WASHINGTON (Reuters) - The Pentagon's F-35 program office on Wednesday said it is taking steps to make it safer for lightweight pilots to eject from the Lockheed Martin Corp stealth fighter jet, but said it could take another year to resolve possible hazards.

Lieutenant General Chris Bogdan, who runs the $391 billion F-35 program, told lawmakers the military is taking three separate steps to reduce the risk that pilots who weigh 105 to 135 lbs (48 to 61 kg) could injure or snap their necks while ejecting.

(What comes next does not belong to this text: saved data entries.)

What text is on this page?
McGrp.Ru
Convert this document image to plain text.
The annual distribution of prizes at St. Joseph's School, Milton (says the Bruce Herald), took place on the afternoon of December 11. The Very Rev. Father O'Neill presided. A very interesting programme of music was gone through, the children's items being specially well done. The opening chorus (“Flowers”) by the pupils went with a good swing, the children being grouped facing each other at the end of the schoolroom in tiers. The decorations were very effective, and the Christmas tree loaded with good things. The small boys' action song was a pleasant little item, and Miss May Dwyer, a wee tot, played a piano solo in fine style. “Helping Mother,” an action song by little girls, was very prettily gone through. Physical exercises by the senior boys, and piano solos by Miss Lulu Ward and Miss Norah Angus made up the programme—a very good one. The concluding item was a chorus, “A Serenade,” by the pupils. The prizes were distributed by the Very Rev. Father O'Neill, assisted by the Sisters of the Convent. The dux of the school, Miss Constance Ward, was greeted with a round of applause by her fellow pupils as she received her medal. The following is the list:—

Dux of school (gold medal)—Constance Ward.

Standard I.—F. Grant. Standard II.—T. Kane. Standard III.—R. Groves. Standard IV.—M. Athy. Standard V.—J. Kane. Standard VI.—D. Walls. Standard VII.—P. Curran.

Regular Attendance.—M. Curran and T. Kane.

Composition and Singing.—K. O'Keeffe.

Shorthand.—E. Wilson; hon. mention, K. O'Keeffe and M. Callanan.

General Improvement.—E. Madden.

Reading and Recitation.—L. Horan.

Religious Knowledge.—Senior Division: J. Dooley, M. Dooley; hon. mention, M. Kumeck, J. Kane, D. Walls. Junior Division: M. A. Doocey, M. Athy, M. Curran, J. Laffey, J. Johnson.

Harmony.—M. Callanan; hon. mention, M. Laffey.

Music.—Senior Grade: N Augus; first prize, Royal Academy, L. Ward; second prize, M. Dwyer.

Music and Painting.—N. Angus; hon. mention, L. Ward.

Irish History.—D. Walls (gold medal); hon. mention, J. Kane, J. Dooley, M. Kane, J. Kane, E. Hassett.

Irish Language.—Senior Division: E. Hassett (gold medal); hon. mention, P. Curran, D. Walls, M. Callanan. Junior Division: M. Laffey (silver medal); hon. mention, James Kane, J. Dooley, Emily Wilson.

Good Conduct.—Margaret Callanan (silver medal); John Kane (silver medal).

"It has my full attention," he told the House Armed Services Committee's subcommittee on tactical air and land forces. Bogdan said the nine other countries buying the airplane were also concerned about the ejection seat issue.

The fixes include adding a switch to slow the ejection mechanism for lighter pilots, a redesign to reduce the weight of the pilot's helmet, and a change to the parachute itself.

U.S. military authorities on Aug. 27 restricted pilots weighing less than 136 lbs (62 kg) from flying the jets until it resolves issues with the seats made by UK-based Martin Baker Aircraft Corp.

This is the latest problem to beset the F-35 program, which is years behind schedule and well over initial cost estimates, but officials said the program is making solid progress and most other technical issues have been resolved.

Only one pilot of 215 pilots trained to fly the jets was affected by the restriction, and he has been transferred to the F-22 fighter jet program, according to a U.S. official.

The ban was put in place after tests discovered increased risk of neck injury to lightweight pilots during the catapult of the seat, the resulting wind blast, and the actual opening of the parachute, Bogdan told the committee.

Bogdan said lightweight pilots had a 1 in 50,000 chance of hurting their neck from an ejection, compared with pilots weighing 136 pounds (61.69 kg) to 165 pounds (74.84 kg), who had a risk of 1 in 200,000 of a neck injury.